When was the last time I bought into the magic of life? Without looking for the strings, calling out flaws and faults or filling the air with my cynicism? What’s the big deal with putting on that blindfold and playing the fool? I’m so afraid of being taken for a fool. I’ve forgotten how good it feels to let go. I contemplated enlisting after high school. I vividly recall sitting in my truck as my big cousin talked me out of it. “You’d be pimpin’ yourself out to the government,” he said, “they don’t give a fuck about us.” Although I was selling him crack at the time, I felt he made a good point. Since my uncles were tax-evading construction workers, my cousins used and sold drugs, my mom smoked weed and used to hang around Cubans who personified Tony Montana from Scarface, I never considered the system ever to have our best interests in mind. To become a cop or join the military would’ve been an intentional deviation and be considered a betrayal. We saw ourselves as untrained soldiers in the streets fighting for our American Dream of money, power and respect.

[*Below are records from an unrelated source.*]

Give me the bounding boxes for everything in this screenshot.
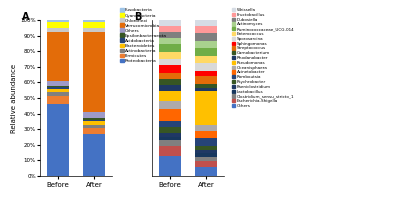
Bar	[83, 121, 105, 125]
Bar	[195, 161, 217, 167]
Bar	[195, 76, 217, 84]
Bar	[47, 22, 69, 28]
Y-axis label: Relative abundance: Relative abundance	[12, 63, 18, 133]
Bar	[159, 52, 181, 59]
Bar	[195, 125, 217, 131]
Bar	[159, 133, 181, 137]
Bar	[195, 131, 217, 138]
Bar	[195, 91, 217, 125]
Legend: Weissella, Fructobacillus, Dubosiella, Actinomyces, Ruminococcaceae_UCG-014, Ent: Weissella, Fructobacillus, Dubosiella, A…	[232, 8, 294, 108]
Bar	[195, 157, 217, 161]
Bar	[159, 73, 181, 79]
Bar	[159, 85, 181, 91]
Bar	[47, 28, 69, 32]
Bar	[195, 167, 217, 176]
Bar	[195, 138, 217, 146]
Bar	[195, 41, 217, 48]
Bar	[159, 127, 181, 133]
Bar	[159, 146, 181, 156]
Bar	[159, 65, 181, 73]
Bar	[47, 32, 69, 81]
Bar	[159, 38, 181, 44]
Bar	[47, 20, 69, 22]
Bar	[159, 137, 181, 140]
Bar	[195, 146, 217, 150]
Bar	[159, 44, 181, 52]
Bar	[47, 81, 69, 86]
Bar	[159, 20, 181, 26]
Bar	[83, 28, 105, 32]
Bar	[195, 150, 217, 153]
Legend: Fusobacteria, Cyanobacteria, Chloroflexi, Verrucomicrobia, Others, Epsilonbacter: Fusobacteria, Cyanobacteria, Chloroflexi…	[120, 8, 167, 63]
Bar	[83, 134, 105, 176]
Bar	[195, 33, 217, 41]
Bar	[47, 92, 69, 96]
Bar	[195, 56, 217, 63]
Text: B: B	[134, 12, 141, 22]
Bar	[47, 89, 69, 92]
Bar	[159, 121, 181, 127]
Bar	[83, 125, 105, 128]
Bar	[159, 140, 181, 146]
Bar	[159, 156, 181, 176]
Bar	[159, 101, 181, 109]
Bar	[159, 79, 181, 85]
Bar	[195, 71, 217, 76]
Bar	[83, 22, 105, 28]
Bar	[195, 20, 217, 26]
Bar	[47, 87, 69, 89]
Bar	[83, 128, 105, 134]
Bar	[159, 26, 181, 32]
Bar	[159, 91, 181, 101]
Bar	[195, 153, 217, 157]
Bar	[83, 32, 105, 112]
Bar	[195, 88, 217, 91]
Bar	[83, 120, 105, 121]
Bar	[159, 32, 181, 38]
Bar	[47, 86, 69, 87]
Bar	[195, 26, 217, 33]
Bar	[159, 109, 181, 121]
Bar	[47, 96, 69, 104]
Bar	[83, 118, 105, 120]
Bar	[83, 20, 105, 22]
Bar	[159, 59, 181, 65]
Bar	[195, 63, 217, 71]
Bar	[195, 48, 217, 56]
Bar	[195, 84, 217, 88]
Bar	[47, 104, 69, 176]
Bar	[83, 112, 105, 118]
Text: A: A	[22, 12, 30, 22]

It’s all part of buying into that same illusion of a childhood magic trick. Despite the details of allegiance, culture or environment, the base mold of a person capable of using violence against another for whatever reason is similar. Every soldier has their justifications. The police feel entitled because their violence is sanctioned and they operate with immunity, even when they kill unarmed people. The military goes into foreign countries with a license to kill because politicians gave them permission. I grew up believing I had a right to defend myself and didn’t ask for permission because I wasn’t the only one with a gun on the streets.
The question becomes how we view the righteousness of the purpose. I’m not trying to justify violence or discredit law or military enforcement; I’m merely looking for solidarity with this soldier.
When I was young, life was a river I was barreled down in a boat I didn’t buy, with people I didn’t choose, seeing banks I didn’t feel I had access to. I wonder about people who are born into law enforcement or military families or soldiers across continents who are birthed in warzones. Aren’t they operating from similar ideologies? Isn’t the spirit of the things we do more universal and not as black and white as a right or wrong based on a government’s permission?
I know we got a few irons in the fire, but I meant to ask you more about the enlightenment you experienced on that beach. I’ve been struggling with depression my whole life and have recently felt more at peace than ever before. Do you think art, purpose, and maybe fine-tuning craft could somehow help to re-wire our brains and turn these shadowed elements into a function as opposed to seeing them as an illness or dysfunction? I can’t even imagine who I’d be without my ability to see in my dark — all the beauty I’ve discovered!
Okay my friend, stay enveloped in love & blessings. I am so thankful for you.